“If you could sacrifice yourself to let everyone survive, would you go?”
On one side of the temple, the bright, warm sunlight scattered down, coating the earth below, its rays giving the humans that soaked it up a sense of languid comfort. Upon seeing Uncle Moran, A-Ka immediately remembered that period of time when they had first left the City of Machines, spending their days together on the ship, all of them in the same boat. In his surprise and happiness, he let out a loud shout and rushed up to hug Moran.
Angus and Huixiong were each standing on one side behind Moran. Before this, it seemed like the two of them were disagreeing over something, but they had been interrupted by A-Ka’s arrival. A-Ka, his hands pressed against his knees, bent over to look at Percy’s eyes, before raising his head to ask Moran, “Can you cure him?”
“I will do my best,” Moran answered, after a period of pondering. “Percy was born blind, so my plan is to first have him recover a little bit of sight. If he is able to sense light and dark, then that is basically the first step to success.”
Percy closed his eyes and smiled gently. “Actually, I’m not that urgently wishing to see things. As long as everyone is well, then it’s alright.”
“Yes,” Moran smiled back. “But if we don’t treat your eyes, then very easily, you’ll have even more problems to deal with… Alright, it’s good for now.”
A disciple carried a tray over, and with A-Ka helping Moran, they tied bandages over Percy’s eyes. A-Ka asked curiously, “Will this alone make his eyes able to see things?”
“No,” Moran smiled. “It’s just a preliminary preparation. If I could use herbal salves alone to treat his blindness, then I wouldn’t need to be the pontiff anymore. I could just change professions and go cure people of their illnesses.”
“You’re the pontiff!” A-Ka and Percy shouted surprisedly at the same time.
“You are too humble, Your Majesty,” Archbishop Igor replied. “The medical skills of the pontiff are renowned throughout this entire mainland. I believe that curing him will not be difficult.”
No matter what, A-Ka would never have imagined that the wandering bard he met on the ship was actually the pontiff of the entire continent. In his eyes, his perception of Moran grew quite a bit better. The corners of his mouth twitched; this was the first time in his life that he had met such an important figure, and he was suddenly overcome by a feeling of vertigo.
“You-you-you… Uncle Moran, you’re actually…” A-Ka hadn’t recovered from his shock yet.
“I’m just the caretaker of a small city,” Moran said warmly. “How many people do you think still believe in the Star faith right now?”
Moran rubbed A-Ka’s head, before leading him and Percy to the long table, indicating that they should sit down there. Heishi walked over towards them. Moran pressed one hand against the left side of his chest in a salute, but Heishi only responded with a single nod. Moran then said, “Everyone, please partake of the midday meal. No need to stand on politeness, my honored guests.”
The guests took their seats and enjoyed a sumptuous meal.

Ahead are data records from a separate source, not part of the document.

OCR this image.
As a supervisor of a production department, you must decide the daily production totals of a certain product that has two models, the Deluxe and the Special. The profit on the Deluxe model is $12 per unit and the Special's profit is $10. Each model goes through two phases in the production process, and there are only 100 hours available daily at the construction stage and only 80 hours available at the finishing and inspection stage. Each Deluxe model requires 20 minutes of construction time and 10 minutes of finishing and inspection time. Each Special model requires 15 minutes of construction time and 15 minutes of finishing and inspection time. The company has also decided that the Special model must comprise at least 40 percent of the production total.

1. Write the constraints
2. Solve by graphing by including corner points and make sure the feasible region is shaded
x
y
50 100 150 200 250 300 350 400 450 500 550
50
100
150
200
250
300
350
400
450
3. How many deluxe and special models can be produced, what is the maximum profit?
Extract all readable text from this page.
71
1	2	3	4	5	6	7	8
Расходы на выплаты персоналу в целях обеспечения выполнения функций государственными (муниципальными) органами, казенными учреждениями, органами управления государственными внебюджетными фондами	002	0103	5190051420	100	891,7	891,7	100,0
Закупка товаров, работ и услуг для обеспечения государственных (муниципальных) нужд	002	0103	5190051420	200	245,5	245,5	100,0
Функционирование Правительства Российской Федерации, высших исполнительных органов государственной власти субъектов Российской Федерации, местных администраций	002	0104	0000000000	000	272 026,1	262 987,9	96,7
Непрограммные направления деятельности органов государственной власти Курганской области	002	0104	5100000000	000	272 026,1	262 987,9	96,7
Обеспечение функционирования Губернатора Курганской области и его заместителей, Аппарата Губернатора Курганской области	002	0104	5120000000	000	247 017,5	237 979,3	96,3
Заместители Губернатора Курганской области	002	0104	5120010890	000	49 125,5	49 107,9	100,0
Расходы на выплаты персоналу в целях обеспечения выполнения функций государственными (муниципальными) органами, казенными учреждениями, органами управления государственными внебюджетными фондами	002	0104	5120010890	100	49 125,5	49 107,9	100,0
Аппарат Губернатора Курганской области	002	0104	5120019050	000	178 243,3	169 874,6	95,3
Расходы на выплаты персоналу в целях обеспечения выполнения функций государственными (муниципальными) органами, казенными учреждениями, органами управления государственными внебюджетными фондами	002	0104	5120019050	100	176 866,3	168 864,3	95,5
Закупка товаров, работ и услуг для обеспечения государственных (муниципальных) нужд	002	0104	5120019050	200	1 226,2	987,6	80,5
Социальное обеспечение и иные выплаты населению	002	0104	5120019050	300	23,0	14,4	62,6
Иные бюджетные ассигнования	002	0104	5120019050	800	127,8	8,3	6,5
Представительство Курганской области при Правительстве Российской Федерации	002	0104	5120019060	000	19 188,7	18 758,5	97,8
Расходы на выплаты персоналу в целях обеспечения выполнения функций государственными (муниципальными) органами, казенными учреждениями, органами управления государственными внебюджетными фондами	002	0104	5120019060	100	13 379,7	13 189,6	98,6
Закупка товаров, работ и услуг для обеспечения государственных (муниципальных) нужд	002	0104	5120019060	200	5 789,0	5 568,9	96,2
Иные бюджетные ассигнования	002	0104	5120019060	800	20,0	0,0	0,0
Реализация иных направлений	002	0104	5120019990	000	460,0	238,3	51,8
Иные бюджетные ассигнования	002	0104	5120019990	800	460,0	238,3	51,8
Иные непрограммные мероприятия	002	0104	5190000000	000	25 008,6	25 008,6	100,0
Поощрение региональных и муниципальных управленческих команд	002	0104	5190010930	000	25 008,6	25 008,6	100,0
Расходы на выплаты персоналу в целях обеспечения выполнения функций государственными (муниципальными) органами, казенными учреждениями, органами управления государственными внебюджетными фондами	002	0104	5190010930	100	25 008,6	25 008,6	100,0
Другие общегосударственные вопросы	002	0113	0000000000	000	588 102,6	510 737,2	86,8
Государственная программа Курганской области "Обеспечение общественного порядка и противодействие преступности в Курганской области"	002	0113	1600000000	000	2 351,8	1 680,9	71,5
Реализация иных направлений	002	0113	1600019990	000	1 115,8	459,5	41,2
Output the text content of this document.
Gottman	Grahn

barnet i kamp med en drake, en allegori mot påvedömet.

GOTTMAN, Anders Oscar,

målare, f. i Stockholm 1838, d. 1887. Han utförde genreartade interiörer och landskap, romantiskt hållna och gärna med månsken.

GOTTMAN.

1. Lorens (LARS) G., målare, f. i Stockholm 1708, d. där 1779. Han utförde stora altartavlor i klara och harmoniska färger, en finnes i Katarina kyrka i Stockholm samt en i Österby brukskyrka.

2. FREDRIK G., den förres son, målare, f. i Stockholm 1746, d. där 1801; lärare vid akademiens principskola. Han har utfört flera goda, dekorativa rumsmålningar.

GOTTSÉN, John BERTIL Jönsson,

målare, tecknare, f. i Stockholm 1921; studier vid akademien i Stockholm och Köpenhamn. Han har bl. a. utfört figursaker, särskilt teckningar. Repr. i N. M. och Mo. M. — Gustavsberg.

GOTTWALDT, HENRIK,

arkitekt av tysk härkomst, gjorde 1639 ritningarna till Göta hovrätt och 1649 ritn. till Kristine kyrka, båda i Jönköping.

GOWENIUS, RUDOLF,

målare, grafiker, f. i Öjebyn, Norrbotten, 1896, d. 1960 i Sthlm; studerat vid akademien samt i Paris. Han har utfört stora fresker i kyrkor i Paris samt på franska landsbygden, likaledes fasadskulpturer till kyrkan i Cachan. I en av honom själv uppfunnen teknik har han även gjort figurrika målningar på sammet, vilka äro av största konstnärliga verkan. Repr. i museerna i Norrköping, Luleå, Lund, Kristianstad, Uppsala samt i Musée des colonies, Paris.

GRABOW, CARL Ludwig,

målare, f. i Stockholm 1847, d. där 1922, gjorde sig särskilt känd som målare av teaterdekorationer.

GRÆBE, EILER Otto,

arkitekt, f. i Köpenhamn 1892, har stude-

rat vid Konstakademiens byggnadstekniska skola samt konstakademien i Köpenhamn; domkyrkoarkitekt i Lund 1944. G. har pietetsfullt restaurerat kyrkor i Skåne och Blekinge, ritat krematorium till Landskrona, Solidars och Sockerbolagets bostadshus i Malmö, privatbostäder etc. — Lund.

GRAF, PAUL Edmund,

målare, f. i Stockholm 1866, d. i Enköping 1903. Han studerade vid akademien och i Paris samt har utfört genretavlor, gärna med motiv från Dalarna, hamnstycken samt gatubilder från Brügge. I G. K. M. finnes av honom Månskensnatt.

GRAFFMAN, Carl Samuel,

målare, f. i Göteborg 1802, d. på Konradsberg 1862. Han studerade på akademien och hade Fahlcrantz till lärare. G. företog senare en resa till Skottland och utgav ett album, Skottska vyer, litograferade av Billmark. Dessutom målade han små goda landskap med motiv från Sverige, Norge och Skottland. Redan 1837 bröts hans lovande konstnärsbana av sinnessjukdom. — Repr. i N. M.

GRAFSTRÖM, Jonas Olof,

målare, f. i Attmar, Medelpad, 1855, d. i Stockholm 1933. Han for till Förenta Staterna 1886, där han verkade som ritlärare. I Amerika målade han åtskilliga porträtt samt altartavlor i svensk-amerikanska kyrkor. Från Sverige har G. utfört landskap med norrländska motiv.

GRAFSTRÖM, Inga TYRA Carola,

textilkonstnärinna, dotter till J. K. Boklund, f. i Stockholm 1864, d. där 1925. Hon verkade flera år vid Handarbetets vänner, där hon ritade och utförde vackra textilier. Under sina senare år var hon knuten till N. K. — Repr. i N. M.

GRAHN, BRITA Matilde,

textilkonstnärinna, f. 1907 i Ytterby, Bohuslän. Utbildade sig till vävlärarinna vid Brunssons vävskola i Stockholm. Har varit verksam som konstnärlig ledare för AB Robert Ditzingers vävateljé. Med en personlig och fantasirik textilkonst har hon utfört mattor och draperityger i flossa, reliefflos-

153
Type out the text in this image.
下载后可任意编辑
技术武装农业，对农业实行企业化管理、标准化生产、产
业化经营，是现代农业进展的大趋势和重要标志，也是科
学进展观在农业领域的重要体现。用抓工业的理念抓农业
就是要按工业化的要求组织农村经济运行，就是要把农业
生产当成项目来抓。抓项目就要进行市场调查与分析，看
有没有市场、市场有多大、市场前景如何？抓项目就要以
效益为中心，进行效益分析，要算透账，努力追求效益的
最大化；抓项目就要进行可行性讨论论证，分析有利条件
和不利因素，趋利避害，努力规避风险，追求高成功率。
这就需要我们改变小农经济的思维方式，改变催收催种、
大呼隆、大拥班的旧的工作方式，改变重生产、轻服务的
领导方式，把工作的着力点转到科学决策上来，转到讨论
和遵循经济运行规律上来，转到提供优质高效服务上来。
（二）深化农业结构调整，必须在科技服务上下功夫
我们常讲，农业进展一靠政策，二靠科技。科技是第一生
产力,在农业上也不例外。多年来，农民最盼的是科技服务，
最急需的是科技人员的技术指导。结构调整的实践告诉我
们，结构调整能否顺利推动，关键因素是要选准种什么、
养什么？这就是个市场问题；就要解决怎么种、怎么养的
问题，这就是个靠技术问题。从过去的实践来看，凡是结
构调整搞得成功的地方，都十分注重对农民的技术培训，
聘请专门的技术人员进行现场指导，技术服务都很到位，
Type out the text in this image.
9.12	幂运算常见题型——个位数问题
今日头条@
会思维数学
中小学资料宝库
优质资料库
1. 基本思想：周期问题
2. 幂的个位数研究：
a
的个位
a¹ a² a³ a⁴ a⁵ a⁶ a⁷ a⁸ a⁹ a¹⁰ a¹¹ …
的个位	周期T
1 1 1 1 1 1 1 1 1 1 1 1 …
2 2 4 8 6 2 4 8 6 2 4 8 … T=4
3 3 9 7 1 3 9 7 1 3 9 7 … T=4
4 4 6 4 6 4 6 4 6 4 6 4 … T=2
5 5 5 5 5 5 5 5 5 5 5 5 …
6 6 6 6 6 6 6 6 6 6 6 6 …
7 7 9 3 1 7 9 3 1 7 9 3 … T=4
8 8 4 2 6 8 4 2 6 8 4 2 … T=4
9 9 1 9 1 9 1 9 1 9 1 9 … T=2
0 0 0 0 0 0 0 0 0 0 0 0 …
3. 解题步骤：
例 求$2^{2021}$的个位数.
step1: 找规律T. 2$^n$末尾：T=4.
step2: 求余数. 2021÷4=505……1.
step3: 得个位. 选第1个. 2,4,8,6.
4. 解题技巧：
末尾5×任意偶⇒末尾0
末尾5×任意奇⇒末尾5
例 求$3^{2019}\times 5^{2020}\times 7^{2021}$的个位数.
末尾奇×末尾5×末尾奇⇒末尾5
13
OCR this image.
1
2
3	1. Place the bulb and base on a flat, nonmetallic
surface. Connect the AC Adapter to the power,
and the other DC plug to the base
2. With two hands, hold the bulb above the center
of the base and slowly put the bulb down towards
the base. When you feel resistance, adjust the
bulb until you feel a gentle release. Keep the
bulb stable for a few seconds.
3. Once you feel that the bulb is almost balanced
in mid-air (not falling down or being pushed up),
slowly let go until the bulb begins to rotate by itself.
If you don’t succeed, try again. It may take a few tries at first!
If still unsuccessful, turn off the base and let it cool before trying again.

Heishi said mildly, “You guys keep talking, no need to pay attention to me.”
But Moran responded, “I believe their rage has already completely died down.”
Huixiong put down his knife and fork, but just as he was about to speak, Angus said, “Your Majesty, Phoenix City is not as peaceful as you imagine it to be. The humans and our brothers have already reached..."
“I assure you that after this matter is settled,” Moran said patiently, “the conflict in Phoenix City will no longer cause any more problems for you all. If everything goes smoothly, then the current situation which is causing despair for all of the inhabitants of the mainland will be changed for the better.”
Huixiong suddenly spoke. “Place that hope on their shoulders. I myself am more than willing to go do battle with ‘Father’.”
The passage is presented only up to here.